The Person became more and more uneasy with their own body as the months went on. They went to a specialized psychiatrist, but didn’t like them very much. Still, though, how could the person be in between genders when they hated almost every masculine part about themselves?
The Person came to the realization that they were wrong about ‘stopping halfway’. That there was nothing ‘man’ about them, beyond the physical, that it was time to move on and grow into a Woman.
The Woman met another woman at a festival over summer. And they liked each other, and they got together. Their relationship lasted longer than any other she had, despite the distance between the two, and a few nights before her nineteenth birthday, she lost her virginity. The Woman loved her, and dreamed of being with her together.
A few weeks after that, the Woman’s girlfriend dumped her. The Woman was heartbroken, and it shattered what self-confidence she had.
The Woman reconnected with the Friend, albeit slowly at first, but over time he got used to the idea of her being a Woman. He also introduced her to his ex-lover, who was what the Woman thought she was back in the days of the Person. They introduced her more to the goth scene, and its people, and the Woman steadily started branching out her friendships.
The Woman decided that the path she took was the correct one, and as she started her second year of University, she went to a specialized psychologist again. A different person, one she liked, and she started her physical transition.

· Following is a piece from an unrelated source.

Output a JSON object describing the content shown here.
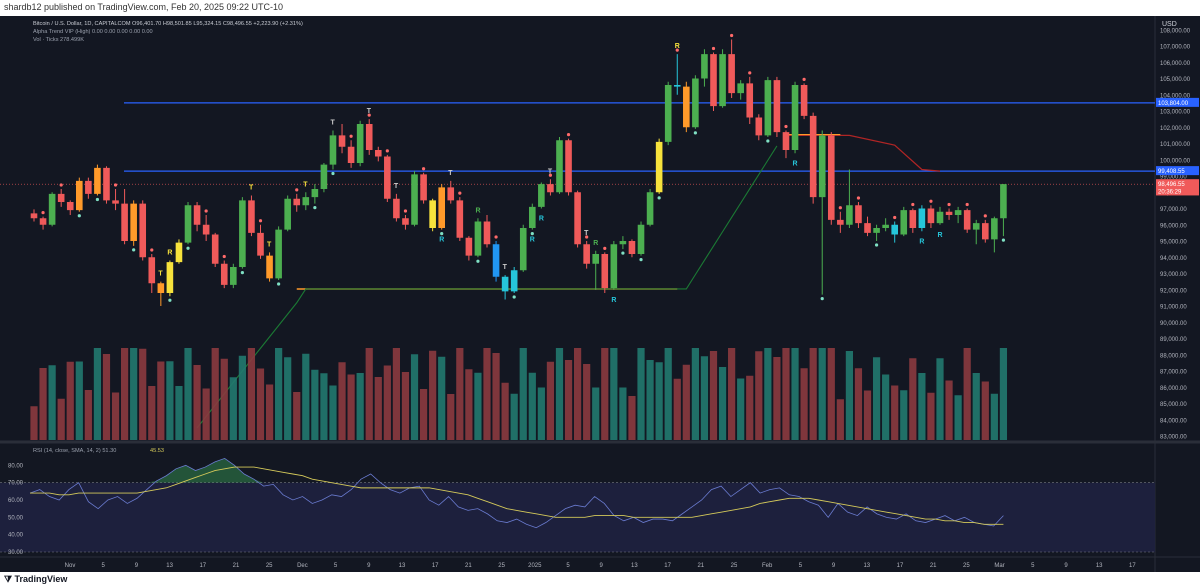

However, throughout the two years it took her to fail university, and the year afterwards, the woman remained by and large unloved. She had a few brief bouts of affection, but nothing that would satisfy her, and this gnawed even further at her self-confidence. She also found out that she needed this affection to feel alive.
Her two failed years in university went, and she moved onwards. She started her hormone therapy, which magnified her emotions greatly. This unleashed a torrent of feelings that stormed through her mind. Many of these feelings she couldn’t explain, but others she very much could. She found a new appreciation for her body, very much approving the changes it went through. She even agreed that she was beautiful, an idea she had never been able to agree with before.
Her loneliness, however, kept gnawing at her, and the idea that she was also disgusting, and unloveable buried itself in the back of her mind, and there it festered.
In July 2012 a year had passed since she had last shared a bed with someone. She realized that she had forgotten what the tongue of another tasted like, and since the breakup three-and-a-half years prior, she could count the amount of powerfully intimate moments on the fingers of a carpenter’s hand. The reassuring words quickly became empty and meaningless, and she lost almost all hope.
The Woman fell into another breakdown, as another emotional storm raged in her mind. She briefly considered suicide again, but once more decided against it.
As the storm calmed, and the breakdown slowly passed away, the Woman started becoming somewhat more hopeful again. As the year drew to a close, she looked ahead into her uncertain, but not at all dark future. In many ways, her life was just beginning, her story just past the first pages.
The Woman is almost 23, and wonders what her next chapter will hold.